Nachdem die Bauernschaft den Zarismus und die Gutsbesitzer abgeschüttelt hat, träumt sie von der ausgleichenden Bodennutzung, und keine Macht hätte sich den sowohl von den Gutsbesitzern als auch von dem bürgerlich-parlamentarischen, republikanischen Staat befreiten Bauern in den Weg stellen können. Die Proletarier sagen den Bauern: Wir werden euch helfen, den „idealen" Kapitalismus zu erreichen, denn die ausgleichende Bodennutzung ist eine Idealisierung des Kapitalismus vom Standpunkt des Kleinproduzenten. Und gleichzeitig werden wir euch die Unzulänglichkeit dieser Maßnahme und die Notwendigkeit des Überganges zur gesellschaftlichen Bodenbearbeitung nachweisen.

Es wäre interessant gewesen zu sehen, wie Kautsky die Richtigkeit einer solchen Führung des bäuerlichen Kampfes seitens des Proletariats zu widerlegen versucht hätte!

Kautsky hat es vorgezogen, der Frage auszuweichen…
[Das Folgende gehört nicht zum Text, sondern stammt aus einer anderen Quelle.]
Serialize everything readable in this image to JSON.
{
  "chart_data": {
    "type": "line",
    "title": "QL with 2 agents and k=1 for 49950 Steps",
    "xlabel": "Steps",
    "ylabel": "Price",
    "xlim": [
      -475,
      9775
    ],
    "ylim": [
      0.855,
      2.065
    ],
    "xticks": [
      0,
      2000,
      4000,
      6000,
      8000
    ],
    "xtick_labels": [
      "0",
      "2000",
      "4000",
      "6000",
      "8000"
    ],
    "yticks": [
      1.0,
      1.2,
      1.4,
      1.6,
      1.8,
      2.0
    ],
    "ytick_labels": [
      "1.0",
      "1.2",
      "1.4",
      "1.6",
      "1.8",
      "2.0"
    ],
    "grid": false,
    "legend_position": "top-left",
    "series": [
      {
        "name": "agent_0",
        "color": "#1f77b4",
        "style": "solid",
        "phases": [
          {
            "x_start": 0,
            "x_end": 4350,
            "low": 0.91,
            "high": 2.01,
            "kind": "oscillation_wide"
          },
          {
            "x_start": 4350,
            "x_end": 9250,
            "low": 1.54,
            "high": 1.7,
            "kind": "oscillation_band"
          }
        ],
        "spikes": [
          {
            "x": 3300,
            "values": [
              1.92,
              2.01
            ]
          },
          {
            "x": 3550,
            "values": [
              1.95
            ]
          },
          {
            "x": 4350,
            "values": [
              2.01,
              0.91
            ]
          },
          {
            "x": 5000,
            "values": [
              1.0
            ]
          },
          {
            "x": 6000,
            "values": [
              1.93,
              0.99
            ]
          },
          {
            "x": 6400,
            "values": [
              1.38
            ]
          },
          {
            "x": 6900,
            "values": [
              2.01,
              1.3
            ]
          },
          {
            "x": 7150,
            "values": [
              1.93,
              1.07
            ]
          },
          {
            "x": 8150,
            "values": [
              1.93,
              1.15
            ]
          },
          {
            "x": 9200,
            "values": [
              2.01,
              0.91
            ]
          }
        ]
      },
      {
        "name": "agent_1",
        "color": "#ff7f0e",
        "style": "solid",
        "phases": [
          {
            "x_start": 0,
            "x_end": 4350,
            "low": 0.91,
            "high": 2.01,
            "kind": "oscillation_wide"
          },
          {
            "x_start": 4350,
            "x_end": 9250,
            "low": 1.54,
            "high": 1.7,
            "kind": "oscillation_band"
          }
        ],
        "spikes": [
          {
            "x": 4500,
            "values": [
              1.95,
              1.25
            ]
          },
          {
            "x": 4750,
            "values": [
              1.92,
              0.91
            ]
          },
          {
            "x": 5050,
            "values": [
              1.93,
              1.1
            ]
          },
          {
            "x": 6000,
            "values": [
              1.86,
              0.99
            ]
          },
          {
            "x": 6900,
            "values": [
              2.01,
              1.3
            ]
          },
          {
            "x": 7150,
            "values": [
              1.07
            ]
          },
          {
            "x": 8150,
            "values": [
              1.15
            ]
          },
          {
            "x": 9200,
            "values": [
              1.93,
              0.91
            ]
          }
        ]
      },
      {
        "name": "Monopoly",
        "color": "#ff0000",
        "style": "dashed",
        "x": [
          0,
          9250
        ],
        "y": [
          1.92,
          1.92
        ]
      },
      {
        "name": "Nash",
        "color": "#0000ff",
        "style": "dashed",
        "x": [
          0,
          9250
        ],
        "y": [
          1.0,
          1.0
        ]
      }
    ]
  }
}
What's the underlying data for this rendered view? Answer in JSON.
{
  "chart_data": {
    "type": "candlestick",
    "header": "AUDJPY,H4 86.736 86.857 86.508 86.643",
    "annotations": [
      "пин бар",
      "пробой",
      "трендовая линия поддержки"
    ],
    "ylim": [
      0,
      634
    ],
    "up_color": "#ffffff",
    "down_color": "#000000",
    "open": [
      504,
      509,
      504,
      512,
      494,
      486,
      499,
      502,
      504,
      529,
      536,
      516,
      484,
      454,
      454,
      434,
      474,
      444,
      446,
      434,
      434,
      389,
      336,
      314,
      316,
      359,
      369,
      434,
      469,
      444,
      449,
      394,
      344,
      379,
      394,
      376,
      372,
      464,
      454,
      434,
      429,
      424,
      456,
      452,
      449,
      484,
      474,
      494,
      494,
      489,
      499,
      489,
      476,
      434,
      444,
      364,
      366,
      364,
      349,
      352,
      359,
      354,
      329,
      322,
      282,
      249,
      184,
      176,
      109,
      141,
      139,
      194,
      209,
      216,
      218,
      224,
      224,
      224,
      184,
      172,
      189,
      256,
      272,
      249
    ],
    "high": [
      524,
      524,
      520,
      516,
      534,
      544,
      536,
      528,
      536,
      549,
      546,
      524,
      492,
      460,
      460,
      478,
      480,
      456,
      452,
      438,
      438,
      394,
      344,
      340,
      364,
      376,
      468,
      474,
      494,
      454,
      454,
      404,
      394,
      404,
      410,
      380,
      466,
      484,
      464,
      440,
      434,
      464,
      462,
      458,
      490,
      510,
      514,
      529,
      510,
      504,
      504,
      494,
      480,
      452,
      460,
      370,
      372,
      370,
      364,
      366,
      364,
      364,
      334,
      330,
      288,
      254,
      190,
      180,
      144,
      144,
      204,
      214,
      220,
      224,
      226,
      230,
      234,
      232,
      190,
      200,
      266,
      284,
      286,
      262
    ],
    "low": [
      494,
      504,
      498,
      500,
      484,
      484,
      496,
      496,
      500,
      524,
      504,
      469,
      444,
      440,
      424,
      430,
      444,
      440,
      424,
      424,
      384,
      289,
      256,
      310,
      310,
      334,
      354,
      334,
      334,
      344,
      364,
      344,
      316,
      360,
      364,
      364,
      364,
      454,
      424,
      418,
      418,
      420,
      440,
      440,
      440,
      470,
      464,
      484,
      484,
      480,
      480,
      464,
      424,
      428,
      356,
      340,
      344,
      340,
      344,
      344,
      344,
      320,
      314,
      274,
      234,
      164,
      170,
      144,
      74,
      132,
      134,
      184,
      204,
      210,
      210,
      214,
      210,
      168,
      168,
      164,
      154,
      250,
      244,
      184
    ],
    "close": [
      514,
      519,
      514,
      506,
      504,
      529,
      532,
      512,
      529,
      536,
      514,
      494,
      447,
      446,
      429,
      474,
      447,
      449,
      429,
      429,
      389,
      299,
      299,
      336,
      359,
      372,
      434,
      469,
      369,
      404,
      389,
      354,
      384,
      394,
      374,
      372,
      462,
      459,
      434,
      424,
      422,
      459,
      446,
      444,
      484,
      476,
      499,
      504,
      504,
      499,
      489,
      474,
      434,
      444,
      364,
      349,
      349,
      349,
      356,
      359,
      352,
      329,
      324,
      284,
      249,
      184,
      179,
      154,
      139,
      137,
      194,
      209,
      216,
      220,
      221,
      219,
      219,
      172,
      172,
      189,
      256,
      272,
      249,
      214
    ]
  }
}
Weiter, Kautsky hat die deutschen Leser direkt betrogen, indem er vor ihnen verheimlichte, dass die Sowjetmacht in dem Gesetz über den Boden die Kommunen und Genossenschaften direkt bevorzugte und sie an die erste Stelle setzte.

Zusammen mit der Bauernschaft bis zur Vollendung der bürgerlich-demokratischen Revolution – zusammen mit dem armen, dem proletarischen und halbproletarischen Teil der Bauernschaft vorwärts zur sozialistischen Revolution! Das war die Politik der Bolschewiki, und das war die einzige marxistische Politik.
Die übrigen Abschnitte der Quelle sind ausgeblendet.